Redpel dan KL lazimnya, secara
periodik melakukan evaluasi kinerja para repoter. Akan terlihat siapa reporter yang berprestasi
dan produktif, mana yang biasa-biasa saja, atau malah masuk kategori pemalas.
Dari sana bisa ditentukan, siapa yang pantas mendapat reward/ bonus, dan siapa
yang mesti digembleng lagi, atau bahkan mendapat pelatihan khusus.
MANAJEMEN PERS KAMPUS
Kita biasa membaca struktur
keredaksian dihalaman masthead terbitan media tersebut. Sebenarnya, tak ada
perbedaan antara manajemen redaksi pers umum dan pers mahasiswa. Pers mahasiswa
memiliki “keunikan” karena ia terus mengalami dilema kapabilitas dan kinerja.
Dilema kapabilitas karena jurnalis
kampus masih minim dari segi kemampuan jurnalistik dan pengalaman lapangan.
Mereka masih dalam proses pembelajaran dengan jam terbang jauh dibawah
rata-rata seorang jurnalis pro. Dilema kinerja, karena pada hakikatnya mereka
adalah mahasiswa yang sedang menjalani studi di jurusannya masing-masing. Pers
kampus hanyalah kegiatan ekstrakurikuler.
Kunci sukses untuk mengatasi problem
laten pers kampus ini ada empat, pertama, struktur redaksi media yang didesain
disesuaikan dengan kebutuhan dan keunikan yang dimiliki pers kampus tersebut.
Tidak bisa secara serampangan asal contek dari masthead koran pers maisntream.

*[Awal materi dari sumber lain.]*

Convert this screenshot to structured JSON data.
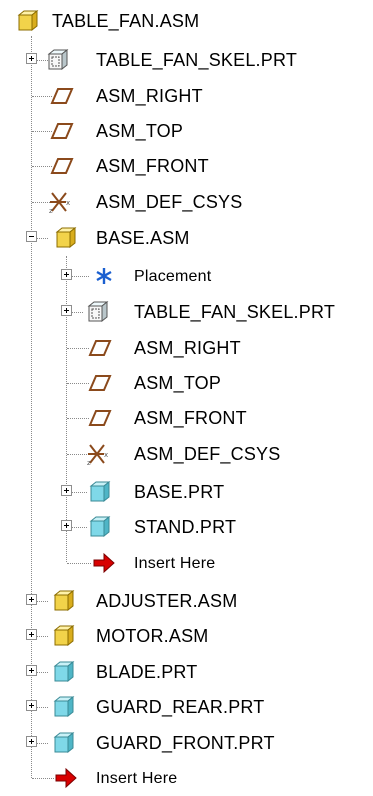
{
  "tree": {
    "root": {
      "label": "TABLE_FAN.ASM",
      "icon": "assembly-icon"
    },
    "items": [
      {
        "label": "TABLE_FAN_SKEL.PRT",
        "icon": "skeleton-part-icon",
        "toggle": "+"
      },
      {
        "label": "ASM_RIGHT",
        "icon": "datum-plane-icon"
      },
      {
        "label": "ASM_TOP",
        "icon": "datum-plane-icon"
      },
      {
        "label": "ASM_FRONT",
        "icon": "datum-plane-icon"
      },
      {
        "label": "ASM_DEF_CSYS",
        "icon": "coordinate-system-icon"
      },
      {
        "label": "BASE.ASM",
        "icon": "assembly-icon",
        "toggle": "-",
        "children": [
          {
            "label": "Placement",
            "icon": "placement-icon",
            "toggle": "+"
          },
          {
            "label": "TABLE_FAN_SKEL.PRT",
            "icon": "skeleton-part-icon",
            "toggle": "+"
          },
          {
            "label": "ASM_RIGHT",
            "icon": "datum-plane-icon"
          },
          {
            "label": "ASM_TOP",
            "icon": "datum-plane-icon"
          },
          {
            "label": "ASM_FRONT",
            "icon": "datum-plane-icon"
          },
          {
            "label": "ASM_DEF_CSYS",
            "icon": "coordinate-system-icon"
          },
          {
            "label": "BASE.PRT",
            "icon": "part-icon",
            "toggle": "+"
          },
          {
            "label": "STAND.PRT",
            "icon": "part-icon",
            "toggle": "+"
          },
          {
            "label": "Insert Here",
            "icon": "insert-arrow-icon"
          }
        ]
      },
      {
        "label": "ADJUSTER.ASM",
        "icon": "assembly-icon",
        "toggle": "+"
      },
      {
        "label": "MOTOR.ASM",
        "icon": "assembly-icon",
        "toggle": "+"
      },
      {
        "label": "BLADE.PRT",
        "icon": "part-icon",
        "toggle": "+"
      },
      {
        "label": "GUARD_REAR.PRT",
        "icon": "part-icon",
        "toggle": "+"
      },
      {
        "label": "GUARD_FRONT.PRT",
        "icon": "part-icon",
        "toggle": "+"
      },
      {
        "label": "Insert Here",
        "icon": "insert-arrow-icon"
      }
    ]
  },
  "colors": {
    "assembly": "#f2d34a",
    "part": "#7fd8e8",
    "datum": "#8b4a1c",
    "insert": "#d80000",
    "placement": "#1a5fd0"
  }
}
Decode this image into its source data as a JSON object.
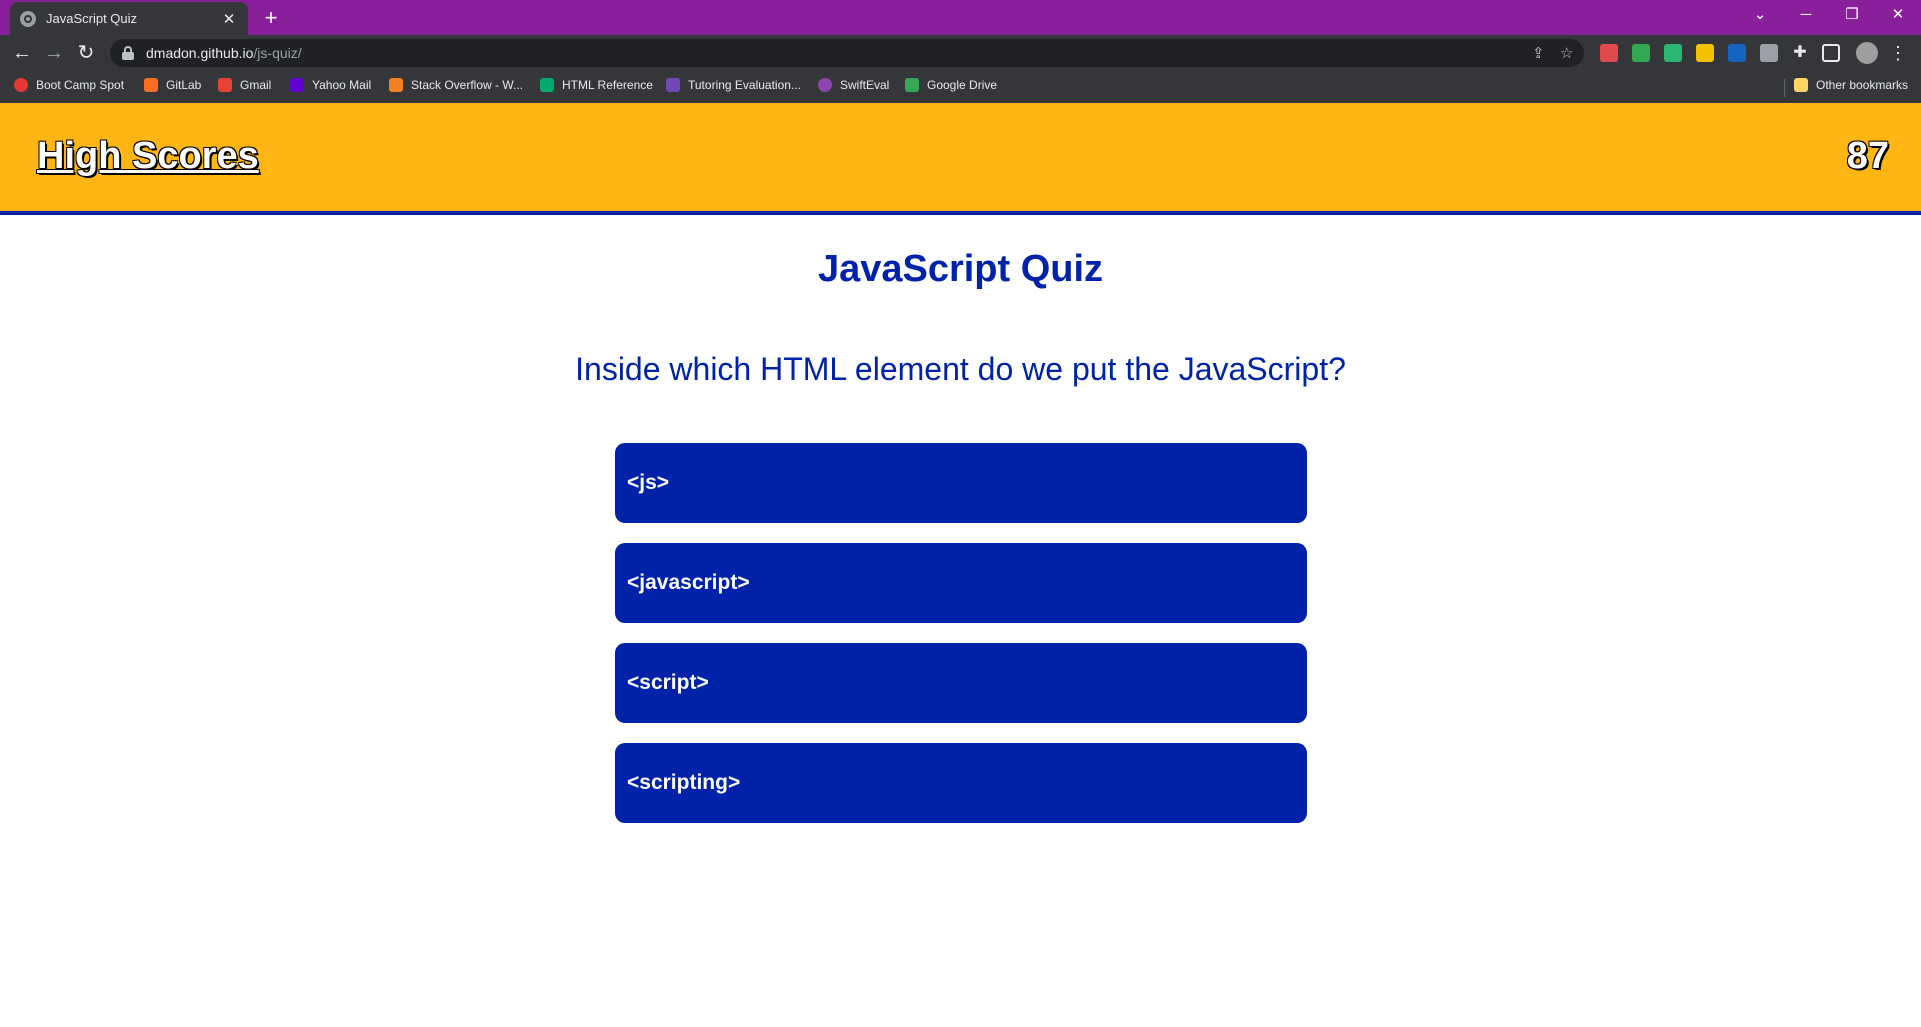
{
  "browser": {
    "tab_title": "JavaScript Quiz",
    "url_host": "dmadon.github.io",
    "url_path": "/js-quiz/",
    "bookmarks": [
      {
        "label": "Boot Camp Spot",
        "color": "#e53935"
      },
      {
        "label": "GitLab",
        "color": "#fc6d26"
      },
      {
        "label": "Gmail",
        "color": "#ea4335"
      },
      {
        "label": "Yahoo Mail",
        "color": "#6001d2"
      },
      {
        "label": "Stack Overflow - W...",
        "color": "#f48024"
      },
      {
        "label": "HTML Reference",
        "color": "#04aa6d"
      },
      {
        "label": "Tutoring Evaluation...",
        "color": "#7248b9"
      },
      {
        "label": "SwiftEval",
        "color": "#8e44ad"
      },
      {
        "label": "Google Drive",
        "color": "#34a853"
      }
    ],
    "other_bookmarks": "Other bookmarks"
  },
  "page": {
    "high_scores_label": "High Scores",
    "timer": "87",
    "title": "JavaScript Quiz",
    "question": "Inside which HTML element do we put the JavaScript?",
    "answers": [
      "<js>",
      "<javascript>",
      "<script>",
      "<scripting>"
    ]
  },
  "colors": {
    "header_bg": "#ffb612",
    "brand_blue": "#0022a8",
    "titlebar": "#8a1f9b"
  }
}
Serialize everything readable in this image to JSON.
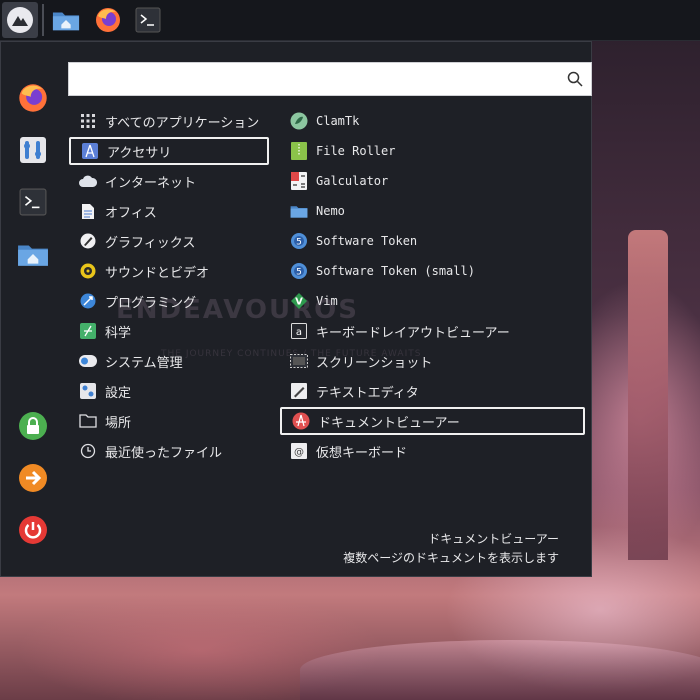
{
  "taskbar": {
    "items": [
      {
        "name": "home-folder"
      },
      {
        "name": "firefox"
      },
      {
        "name": "terminal"
      }
    ]
  },
  "search": {
    "value": "",
    "placeholder": ""
  },
  "favorites": [
    "firefox",
    "settings",
    "terminal",
    "home-folder"
  ],
  "session": [
    "lock",
    "logout",
    "power"
  ],
  "categories": [
    {
      "label": "すべてのアプリケーション",
      "icon": "grid-icon"
    },
    {
      "label": "アクセサリ",
      "icon": "accessories-icon"
    },
    {
      "label": "インターネット",
      "icon": "cloud-icon"
    },
    {
      "label": "オフィス",
      "icon": "document-icon"
    },
    {
      "label": "グラフィックス",
      "icon": "graphics-icon"
    },
    {
      "label": "サウンドとビデオ",
      "icon": "sound-icon"
    },
    {
      "label": "プログラミング",
      "icon": "programming-icon"
    },
    {
      "label": "科学",
      "icon": "science-icon"
    },
    {
      "label": "システム管理",
      "icon": "system-icon"
    },
    {
      "label": "設定",
      "icon": "settings-icon"
    },
    {
      "label": "場所",
      "icon": "folder-icon"
    },
    {
      "label": "最近使ったファイル",
      "icon": "clock-icon"
    }
  ],
  "selected_category": 1,
  "apps": [
    {
      "label": "ClamTk",
      "icon": "clamtk-icon"
    },
    {
      "label": "File Roller",
      "icon": "archive-icon"
    },
    {
      "label": "Galculator",
      "icon": "calculator-icon"
    },
    {
      "label": "Nemo",
      "icon": "nemo-folder-icon"
    },
    {
      "label": "Software Token",
      "icon": "token-icon"
    },
    {
      "label": "Software Token (small)",
      "icon": "token-icon"
    },
    {
      "label": "Vim",
      "icon": "vim-icon"
    },
    {
      "label": "キーボードレイアウトビューアー",
      "icon": "keyboard-layout-icon"
    },
    {
      "label": "スクリーンショット",
      "icon": "screenshot-icon"
    },
    {
      "label": "テキストエディタ",
      "icon": "text-editor-icon"
    },
    {
      "label": "ドキュメントビューアー",
      "icon": "document-viewer-icon"
    },
    {
      "label": "仮想キーボード",
      "icon": "virtual-keyboard-icon"
    }
  ],
  "selected_app": 10,
  "description": {
    "title": "ドキュメントビューアー",
    "text": "複数ページのドキュメントを表示します"
  },
  "watermark": {
    "main": "ENDEAVOUROS",
    "sub": "THE JOURNEY CONTINUES / THE FUTURE AWAITS"
  },
  "colors": {
    "menu_bg": "#1e2026",
    "text": "#e8e8ea",
    "lock": "#4caf50",
    "logout": "#f08a24",
    "power": "#e53935"
  }
}
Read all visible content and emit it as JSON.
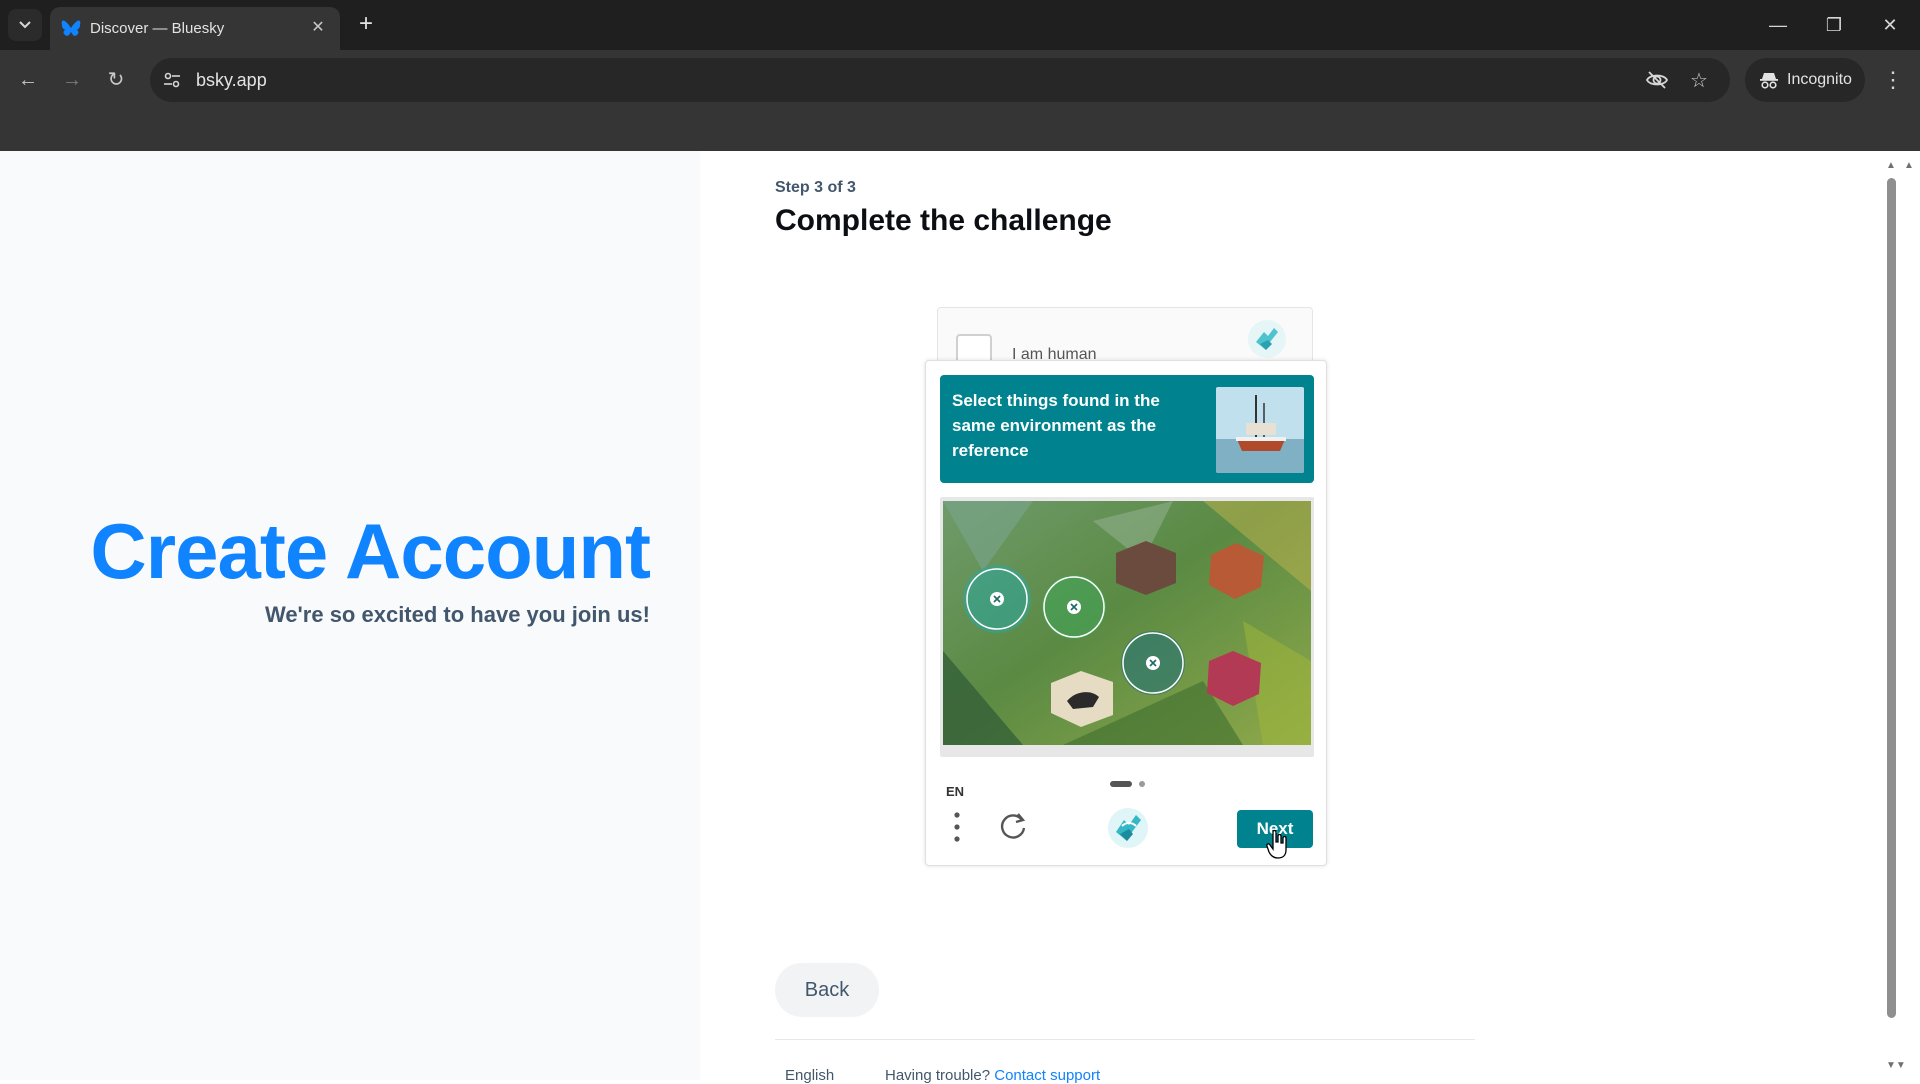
{
  "browser": {
    "tab_title": "Discover — Bluesky",
    "url": "bsky.app",
    "incognito_label": "Incognito"
  },
  "left": {
    "title": "Create Account",
    "subtitle": "We're so excited to have you join us!"
  },
  "main": {
    "step": "Step 3 of 3",
    "title": "Complete the challenge",
    "back_label": "Back"
  },
  "captcha": {
    "checkbox_label": "I am human",
    "prompt": "Select things found in the same environment as the reference",
    "language": "EN",
    "next_label": "Next",
    "page_indicator": {
      "current": 1,
      "total": 2
    },
    "colors": {
      "teal": "#00838f"
    }
  },
  "footer": {
    "language": "English",
    "help_text": "Having trouble?",
    "help_link": "Contact support"
  },
  "colors": {
    "brand_blue": "#1083fe",
    "text_muted": "#42576c"
  }
}
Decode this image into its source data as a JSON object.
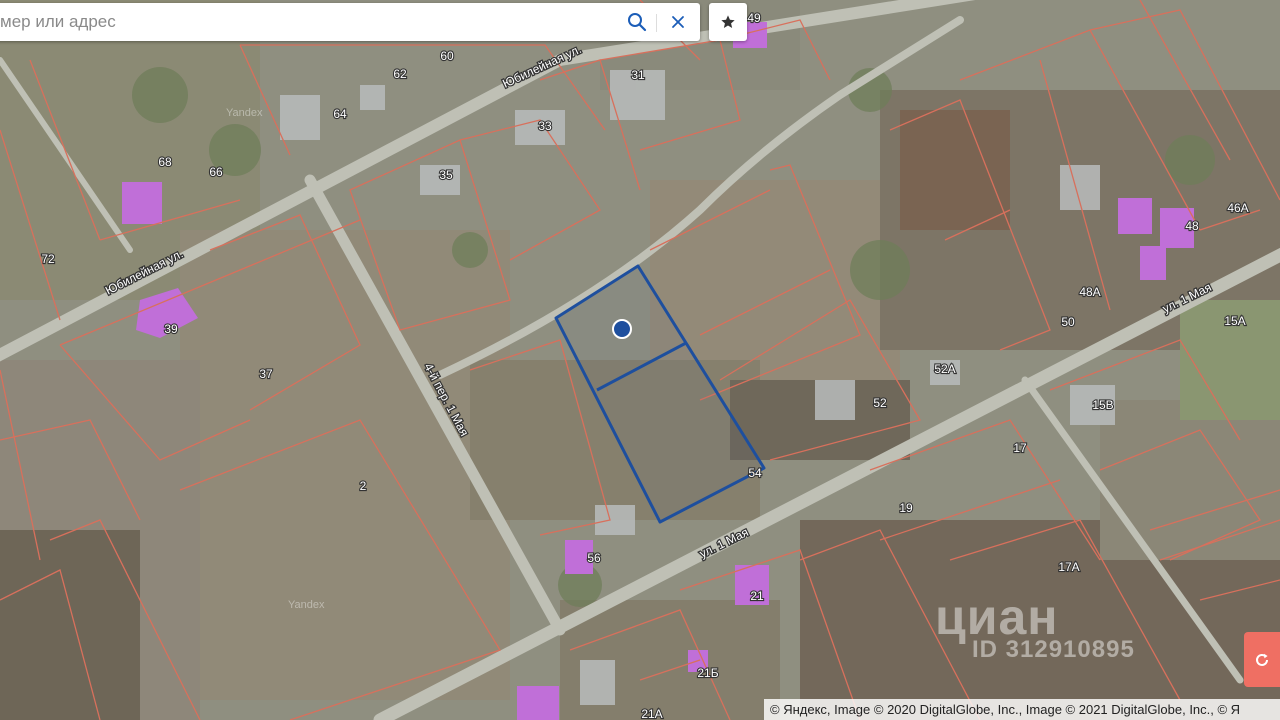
{
  "search": {
    "placeholder": "мер или адрес"
  },
  "map": {
    "plot_color": "#1e4f9e",
    "boundary_color": "#d8705c",
    "building_color": "#c06fd8",
    "streets": [
      {
        "id": "street-yubileynaya-upper",
        "label": "Юбилейная ул."
      },
      {
        "id": "street-yubileynaya-lower",
        "label": "Юбилейная ул."
      },
      {
        "id": "street-4th-lane",
        "label": "4-й пер. 1 Мая"
      },
      {
        "id": "street-1-maya-lower",
        "label": "ул. 1 Мая"
      },
      {
        "id": "street-1-maya-upper",
        "label": "ул. 1 Мая"
      }
    ],
    "house_numbers": [
      "60",
      "62",
      "64",
      "68",
      "66",
      "72",
      "39",
      "37",
      "2",
      "35",
      "33",
      "31",
      "49",
      "48",
      "46А",
      "48А",
      "50",
      "52А",
      "52",
      "54",
      "56",
      "17",
      "15В",
      "15А",
      "19",
      "17А",
      "21",
      "21Б",
      "21А"
    ],
    "provider_marks": [
      "Yandex",
      "Yandex"
    ]
  },
  "watermark": {
    "logo": "циан",
    "id": "ID 312910895"
  },
  "attribution": "© Яндекс, Image © 2020 DigitalGlobe, Inc., Image © 2021 DigitalGlobe, Inc., © Я"
}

Manajemen redaksi yang baik akan menghindari adanya martir atau one man show
dalam ruang redaksi.
Kedua, pembagian pos kerja sebagai
proses memilah-milih siapa, kemana, dan
untuk apa, benar-benar-benar ditentukan secara matang. Selain kemampuan,
ia juga menuntut komitmen dan track record kerja yang baik. Poin ini juga
kelanjutan dari proses rekruitmen anggota yang ketat dan baik.
Ketiga, pembinaan SDM. Evaluasi
redaksi harus terus dijalankan setiap akhir penerbitan. Dari sana bisa
diketahui, mana anggota yang membutuhkan tambahan pelatihan dan materi apa yang
mereka butuhkan. Misal, ada beberapa reporter yang masih lemah dari segi
wawancara dan penulisan hard news, kita bisa mencari hari libur dan membuat
pelatihan kecil khusus untuk mereka.
Dan terakhir, keempat, mesti diingat
pers kampus adalah organisasi nirlaba. Stamina kinerja seringkali naik-turun.
Maksudnya, bagi seorang jurnalis di pers umum tak banyak pilihan tersedia,
tidak menulis berarti dapur tak ngepul. Tapi pers kampus yang memang tak
mencari untung dan menggaji anggotanya lain soal. Motivasi mesti terus
diberikan kepada anggota untuk memupuk rasa memiliki terhadap organisasi.
DINAMIKA RUANG REDAKSI
Seorang jurnalis membangun kariernya
dengan menetapkan kode etik, idealisme, tanggung jawab sosial dan standar moral
yang ketat pada dirinya sendiri. Mereka mesti mendapat dukungan, berupa sebuah
ruang redaksi dengan suasana kerja yang nyaman dan bebas, dimana setiap
jurnalis berani untuk bersuara.
Ini bukan perkara gampang dan
memperuwet urusan manajemen. Mengingat ruang redaksi seringkali memiliki
kecenderungan kediktatoran. Seorang pemimpin redaksi memang harus berani
mengambil keputusan, menerbitkan atau tidak sebuah laporan, mencabut atau tidak
sebuah kutipan yang panas. Tapi bukan berarti kesempatan untuk memberi kritik
dan komentar tidak bisa diberikan pada reporter.